Case Name: Valencia Sportswear, Inc., Respondent, v. D.S.G. Enterprises, Inc., et al., Appellants
Court: New York Supreme Court, Appellate Division
Jurisdiction: New York
Decision Date: 1997-03-18
Citations: 237 A.D.2d 171
Docket Number: 
Parties: Valencia Sportswear, Inc., Respondent, v D.S.G. Enterprises, Inc., et al., Appellants.
Judges: 
Reporter: Appellate Division Reports
Volume: 237
Pages: 171–172

Head Matter:
Valencia Sportswear, Inc., Respondent, v D.S.G. Enterprises, Inc., et al., Appellants.
[655 NYS2d 13]

Opinion:
Judgment, Supreme Court, New York County (Walter Schackman, J.), entered May 17, 1996, awarding plaintiff $56,143.71, inclusive of interest, costs and disbursements, and bringing up for review an order, same court and Justice, entered on or about November 30, 1995, which granted plaintiff's motion for summary judgment in lieu of complaint, and order, same court (Ira Gammerman, J.), entered May 20, 1996, which, insofar as appeal-able, denied defendant's motion to renew the order of November 30, 1995, and order, same court (Ira Gammerman, J.), entered July 11, 1996, which granted defendants a stay of the judgment only until July 13, 1996, unanimously affirmed, with costs. The appeals from the orders are unanimously dismissed as subsumed within the appeal from the judgment.

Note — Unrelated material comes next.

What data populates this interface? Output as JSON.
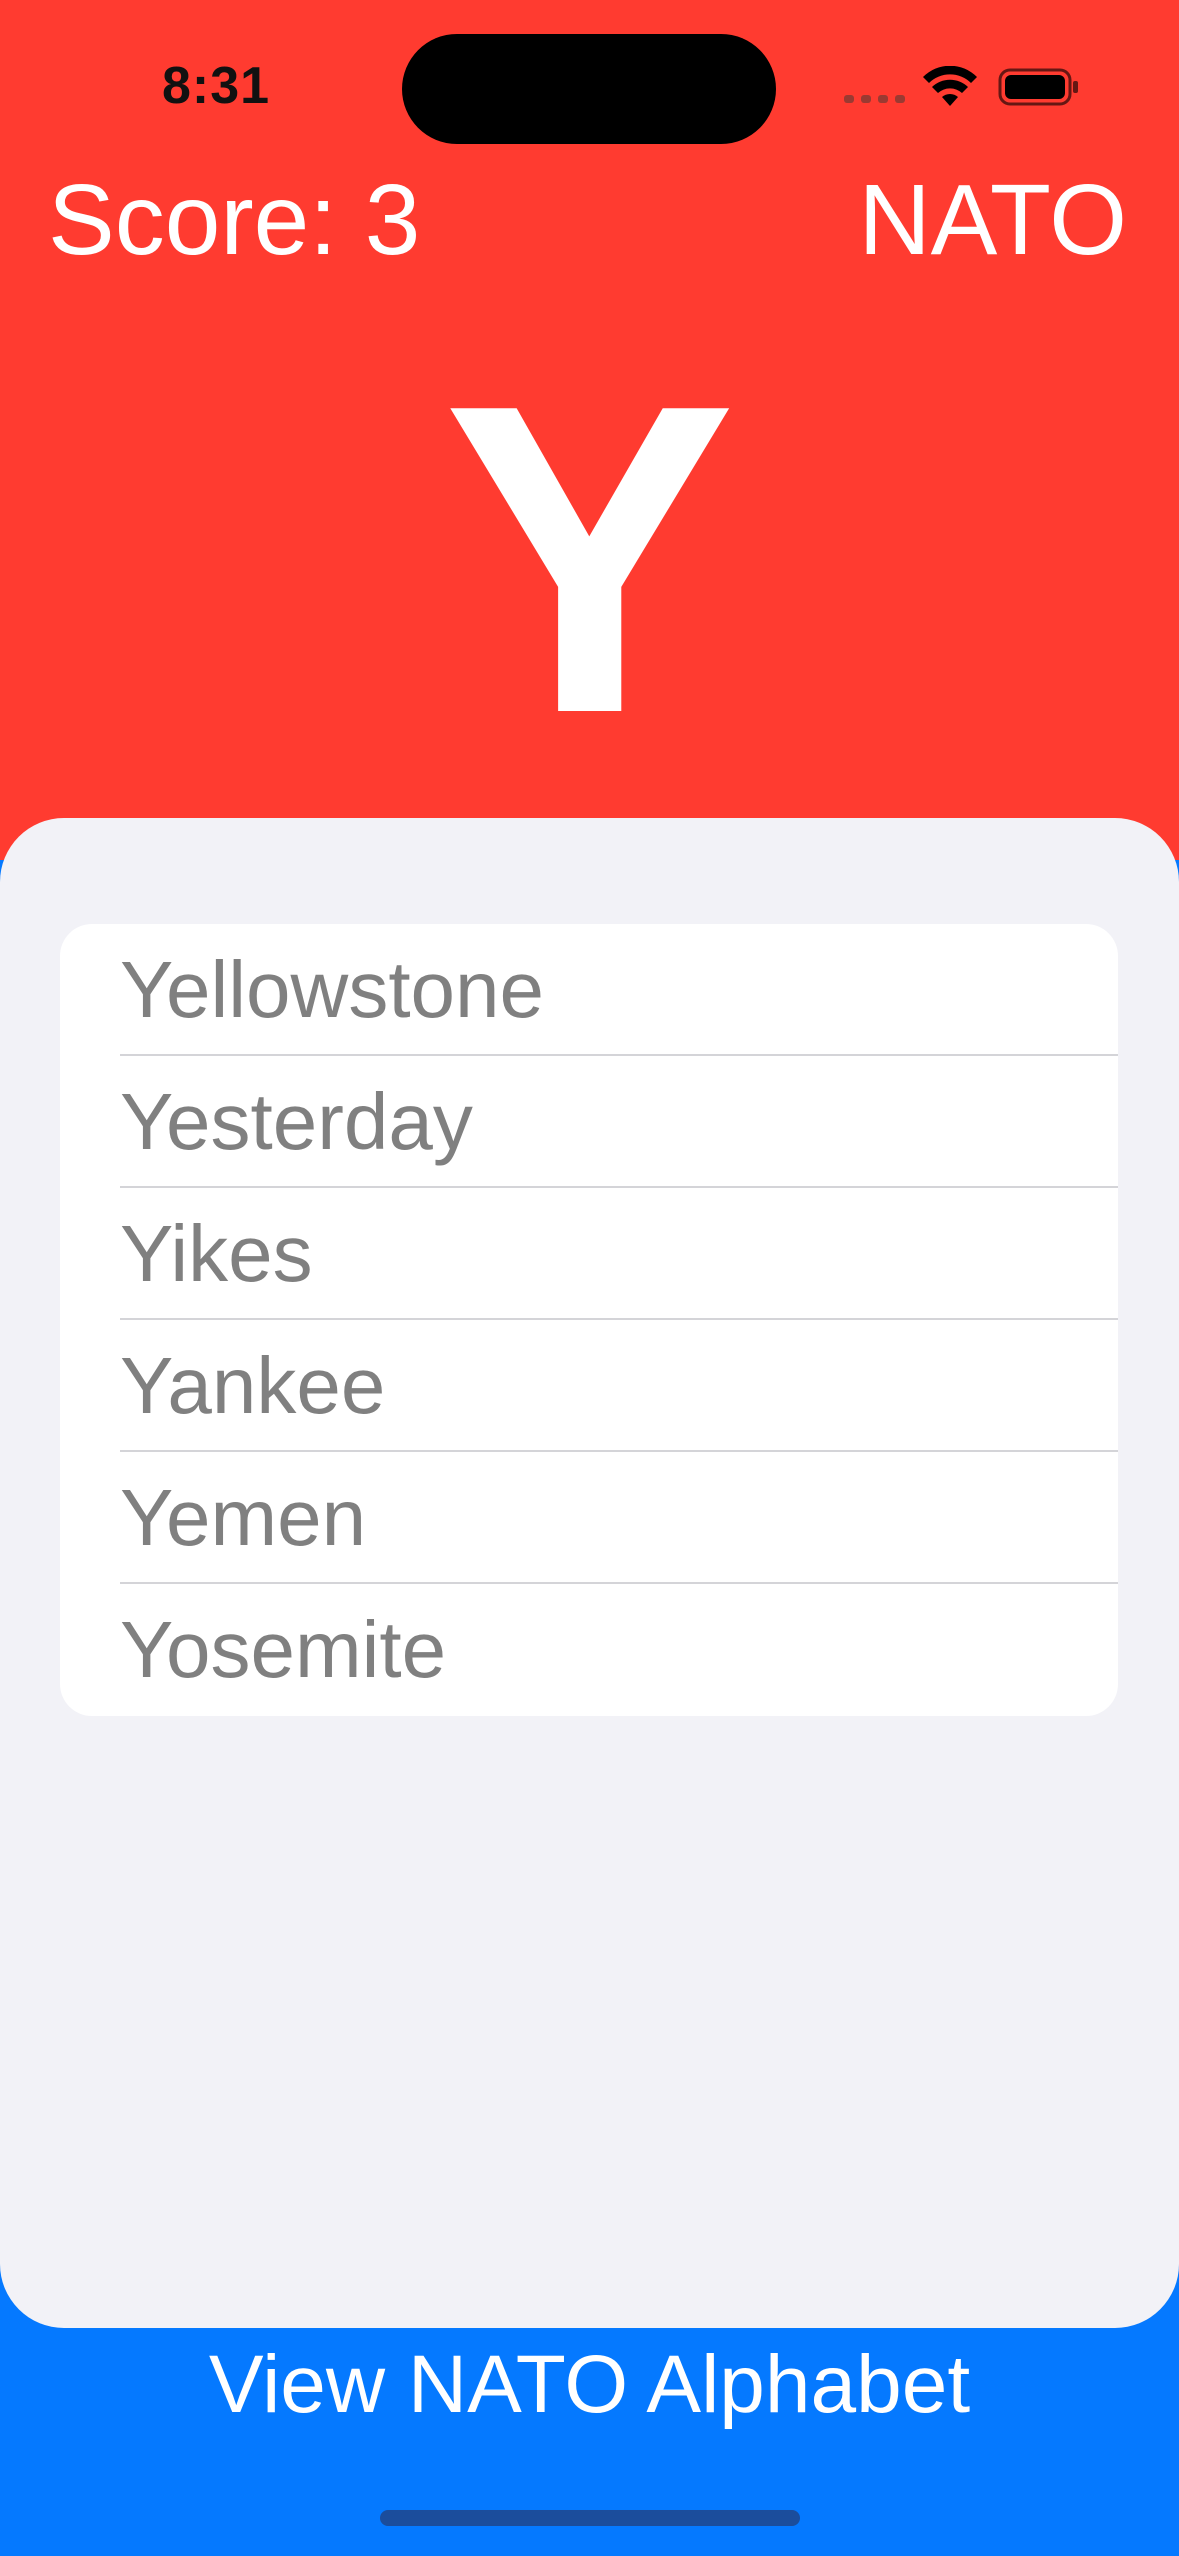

The agreements sued upon are first, a straightforward loan agreement between plaintiff and the corporate defendant providing for disbursement of the loan and its repayment in installments beginning and ending on dates certain, and second, a contemporaneously executed guarantee of repayment by the individual defendants expressly not conditioned on plaintiff's proceeding against the corporate defendant. Both the loan agreement and the guarantee are clearly instruments for the payment for money only qualifying for CPLR 3213 treatment, since no proof outside the face of the documents themselves, other than of non-payment, is needed to prove a prima facie case (see, Weissman v Sinorm Deli, 88 NY2d 437, 444; Chemical Bank v Nemeroff, 233 AD2d 239). Neither document makes any reference whatever to other, more comprehensive agreements between plaintiff and the corporate defendant, including the as yet unsubstantiated joint venture allegedly formed by the parties two years earlier and breached by plaintiff to defendants' damage in an amount far exceeding that of the loan. The separate, prior action that defendants brought in connection with this alleged joint venture involves issues that are separate from plaintiff's claims on the clear and complete loan agreement and guarantee, and does not serve to defeat plaintiff's present recovery thereon (see, Mitsubishi Trust & Banking Corp. v Housing Servs. Assocs., 227 AD2d 305). We have considered defendants' other arguments and find them to be without merit. Concur—Wallach, J. P., Nardelli, Rubin and Williams, JJ.